The postcard of the title is sent to the author’s mother in Paris and bears the names of four members of her family who perished in the Holocaust. Who sent it and why is a mystery. A large part of the book concerns the author’s search, together with her mother, for the source of the postcard and an explanation for its enigmatic content and delivery.
The narrator involves the reader in her search, while at the same time providing long and detailed accounts of life in the various places where family members resided. Thus, for example, we learn about farming methods in Israel when it was still under the British Mandate, the life of prosperous Jewish merchants in Lithuania, and Jewish life in rural Poland. The threat of pogroms and persecution is ever-present in the background, but until the Nazi occupation of France and most of Europe the members of the Rabinowitch family manage to survive and even to prosper.
Most of the events described in the book take place in France, whether in Paris or rural Brittany.
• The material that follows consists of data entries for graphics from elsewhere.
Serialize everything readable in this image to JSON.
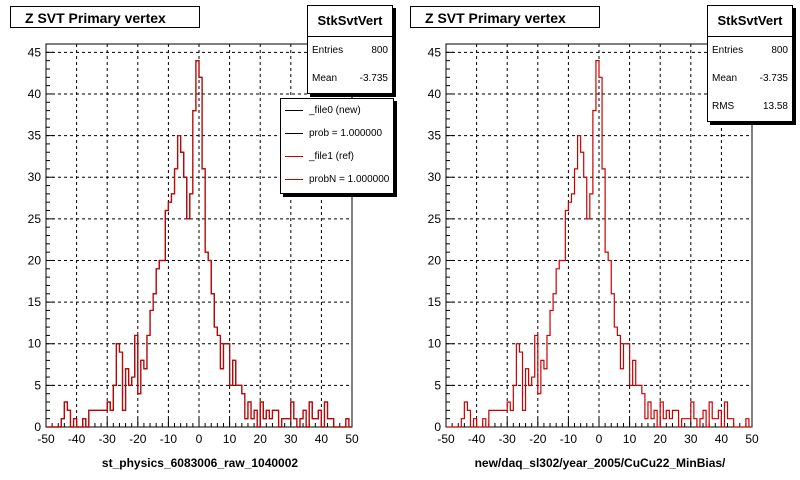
{
  "chart_data": [
    {
      "type": "bar",
      "title": "Z SVT Primary vertex",
      "xlabel": "st_physics_6083006_raw_1040002",
      "xlim": [
        -50,
        50
      ],
      "ylim": [
        0,
        46
      ],
      "x_ticks": [
        -50,
        -40,
        -30,
        -20,
        -10,
        0,
        10,
        20,
        30,
        40,
        50
      ],
      "y_ticks": [
        0,
        5,
        10,
        15,
        20,
        25,
        30,
        35,
        40,
        45
      ],
      "grid": true,
      "stats": {
        "name": "StkSvtVert",
        "entries_label": "Entries",
        "entries": "800",
        "mean_label": "Mean",
        "mean": "-3.735"
      },
      "legend": {
        "placement": "top-right",
        "entries": [
          {
            "label": "_file0 (new)",
            "color": "#000000"
          },
          {
            "label": "prob = 1.000000",
            "color": "#000000"
          },
          {
            "label": "_file1 (ref)",
            "color": "#cc0000"
          },
          {
            "label": "probN = 1.000000",
            "color": "#cc0000"
          }
        ]
      },
      "series": [
        {
          "color": "#000000",
          "x": [
            -50,
            -45,
            -44,
            -43,
            -42,
            -41,
            -40,
            -39,
            -38,
            -37,
            -36,
            -35,
            -34,
            -33,
            -32,
            -31,
            -30,
            -29,
            -28,
            -27,
            -26,
            -25,
            -24,
            -23,
            -22,
            -21,
            -20,
            -19,
            -18,
            -17,
            -16,
            -15,
            -14,
            -13,
            -12,
            -11,
            -10,
            -9,
            -8,
            -7,
            -6,
            -5,
            -4,
            -3,
            -2,
            -1,
            0,
            1,
            2,
            3,
            4,
            5,
            6,
            7,
            8,
            9,
            10,
            11,
            12,
            13,
            14,
            15,
            16,
            17,
            18,
            19,
            20,
            21,
            22,
            23,
            24,
            25,
            26,
            27,
            28,
            29,
            30,
            31,
            32,
            33,
            34,
            35,
            36,
            37,
            38,
            39,
            40,
            41,
            42,
            43,
            44,
            45,
            46,
            47,
            48,
            49,
            50
          ],
          "y": [
            0,
            1,
            3,
            2,
            0,
            1,
            0,
            0,
            1,
            0,
            2,
            2,
            2,
            2,
            2,
            2,
            3,
            2,
            5,
            10,
            9,
            2,
            7,
            5,
            6,
            11,
            4,
            8,
            7,
            11,
            14,
            16,
            19,
            20,
            20,
            26,
            27,
            28,
            31,
            35,
            33,
            30,
            25,
            28,
            38,
            44,
            42,
            31,
            21,
            20,
            16,
            12,
            11,
            7,
            10,
            10,
            5,
            8,
            5,
            5,
            4,
            1,
            3,
            1,
            2,
            0,
            3,
            1,
            2,
            1,
            2,
            2,
            0,
            1,
            1,
            1,
            3,
            1,
            0,
            1,
            2,
            0,
            3,
            1,
            1,
            2,
            0,
            3,
            1,
            1,
            0,
            0,
            0,
            0,
            1,
            0,
            0
          ]
        },
        {
          "color": "#cc0000",
          "x": [
            -50,
            -45,
            -44,
            -43,
            -42,
            -41,
            -40,
            -39,
            -38,
            -37,
            -36,
            -35,
            -34,
            -33,
            -32,
            -31,
            -30,
            -29,
            -28,
            -27,
            -26,
            -25,
            -24,
            -23,
            -22,
            -21,
            -20,
            -19,
            -18,
            -17,
            -16,
            -15,
            -14,
            -13,
            -12,
            -11,
            -10,
            -9,
            -8,
            -7,
            -6,
            -5,
            -4,
            -3,
            -2,
            -1,
            0,
            1,
            2,
            3,
            4,
            5,
            6,
            7,
            8,
            9,
            10,
            11,
            12,
            13,
            14,
            15,
            16,
            17,
            18,
            19,
            20,
            21,
            22,
            23,
            24,
            25,
            26,
            27,
            28,
            29,
            30,
            31,
            32,
            33,
            34,
            35,
            36,
            37,
            38,
            39,
            40,
            41,
            42,
            43,
            44,
            45,
            46,
            47,
            48,
            49,
            50
          ],
          "y": [
            0,
            1,
            3,
            2,
            0,
            1,
            0,
            0,
            1,
            0,
            2,
            2,
            2,
            2,
            2,
            2,
            3,
            2,
            5,
            10,
            9,
            2,
            7,
            5,
            6,
            11,
            4,
            8,
            7,
            11,
            14,
            16,
            19,
            20,
            20,
            26,
            27,
            28,
            31,
            35,
            33,
            30,
            25,
            28,
            38,
            44,
            42,
            31,
            21,
            20,
            16,
            12,
            11,
            7,
            10,
            10,
            5,
            8,
            5,
            5,
            4,
            1,
            3,
            1,
            2,
            0,
            3,
            1,
            2,
            1,
            2,
            2,
            0,
            1,
            1,
            1,
            3,
            1,
            0,
            1,
            2,
            0,
            3,
            1,
            1,
            2,
            0,
            3,
            1,
            1,
            0,
            0,
            0,
            0,
            1,
            0,
            0
          ]
        }
      ]
    },
    {
      "type": "bar",
      "title": "Z SVT Primary vertex",
      "xlabel": "new/daq_sl302/year_2005/CuCu22_MinBias/",
      "xlim": [
        -50,
        50
      ],
      "ylim": [
        0,
        46
      ],
      "x_ticks": [
        -50,
        -40,
        -30,
        -20,
        -10,
        0,
        10,
        20,
        30,
        40,
        50
      ],
      "y_ticks": [
        0,
        5,
        10,
        15,
        20,
        25,
        30,
        35,
        40,
        45
      ],
      "grid": true,
      "stats": {
        "name": "StkSvtVert",
        "entries_label": "Entries",
        "entries": "800",
        "mean_label": "Mean",
        "mean": "-3.735",
        "rms_label": "RMS",
        "rms": "13.58"
      },
      "series": [
        {
          "color": "#cc0000",
          "x": [
            -50,
            -45,
            -44,
            -43,
            -42,
            -41,
            -40,
            -39,
            -38,
            -37,
            -36,
            -35,
            -34,
            -33,
            -32,
            -31,
            -30,
            -29,
            -28,
            -27,
            -26,
            -25,
            -24,
            -23,
            -22,
            -21,
            -20,
            -19,
            -18,
            -17,
            -16,
            -15,
            -14,
            -13,
            -12,
            -11,
            -10,
            -9,
            -8,
            -7,
            -6,
            -5,
            -4,
            -3,
            -2,
            -1,
            0,
            1,
            2,
            3,
            4,
            5,
            6,
            7,
            8,
            9,
            10,
            11,
            12,
            13,
            14,
            15,
            16,
            17,
            18,
            19,
            20,
            21,
            22,
            23,
            24,
            25,
            26,
            27,
            28,
            29,
            30,
            31,
            32,
            33,
            34,
            35,
            36,
            37,
            38,
            39,
            40,
            41,
            42,
            43,
            44,
            45,
            46,
            47,
            48,
            49,
            50
          ],
          "y": [
            0,
            1,
            3,
            2,
            0,
            1,
            0,
            0,
            1,
            0,
            2,
            2,
            2,
            2,
            2,
            2,
            3,
            2,
            5,
            10,
            9,
            2,
            7,
            5,
            6,
            11,
            4,
            8,
            7,
            11,
            14,
            16,
            19,
            20,
            20,
            26,
            27,
            28,
            31,
            35,
            33,
            30,
            25,
            28,
            38,
            44,
            42,
            31,
            21,
            20,
            16,
            12,
            11,
            7,
            10,
            10,
            5,
            8,
            5,
            5,
            4,
            1,
            3,
            1,
            2,
            0,
            3,
            1,
            2,
            1,
            2,
            2,
            0,
            1,
            1,
            1,
            3,
            1,
            0,
            1,
            2,
            0,
            3,
            1,
            1,
            2,
            0,
            3,
            1,
            1,
            0,
            0,
            0,
            0,
            1,
            0,
            0
          ]
        }
      ]
    }
  ]
}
Particularly telling is the account of the way the German occupiers gradually close in on the Jewish population, depriving them of their rights and property and eventually deporting them in cattle trains to concentration camps in the east, with the cooperation of the French authorities. All those events are described in harrowing detail.
Nonetheless, one member of the Rabinowitch family, Miryam, the mother of the author, manages to survive in a remote French village. While studying at the Sorbonne in Paris Miryam meets and marries a young man, Vicente Picabia, whose parents are artists and are connected with the artistic milieu of Paris at that time.
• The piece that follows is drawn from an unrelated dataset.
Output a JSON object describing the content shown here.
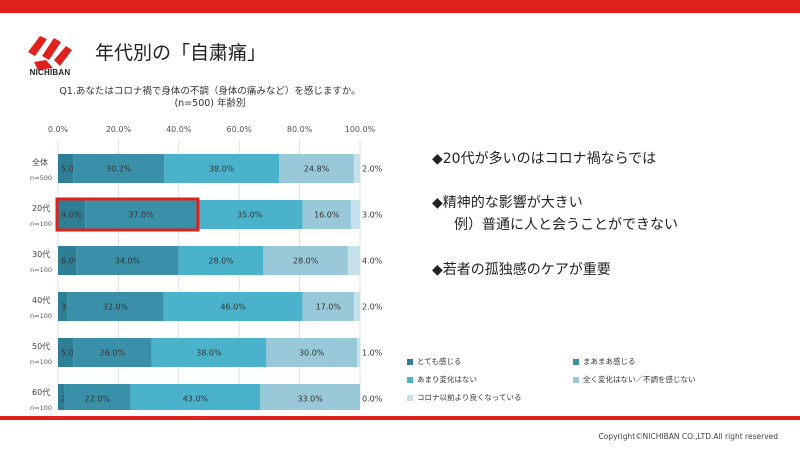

Despite all the author’s efforts, she is unable to find out who sent the postcard and why. Only at the very end of the novel, seemingly by chance, the origin of the postcard finally comes to light and the mystery is solved. The postcard serves to give continuity to the narrative while at the same time providing the link for the account of the way France cooperated in depriving the Jewish population of its rights and eventually took part in its annihilation.
The book is well-written, and although now and again I had to look up words in the dictionary (Google Translate), I found it an enjoyable read, despite the somewhat horrendous subject-matter. It is important that this topic continues to be written about and discussed, so that the memory of what happened then is not lost in oblivion.
*
Dorothea Shefer-Vanson is an author and freelance writer based in the Jerusalem suburb of Mevasseret Zion, Israel.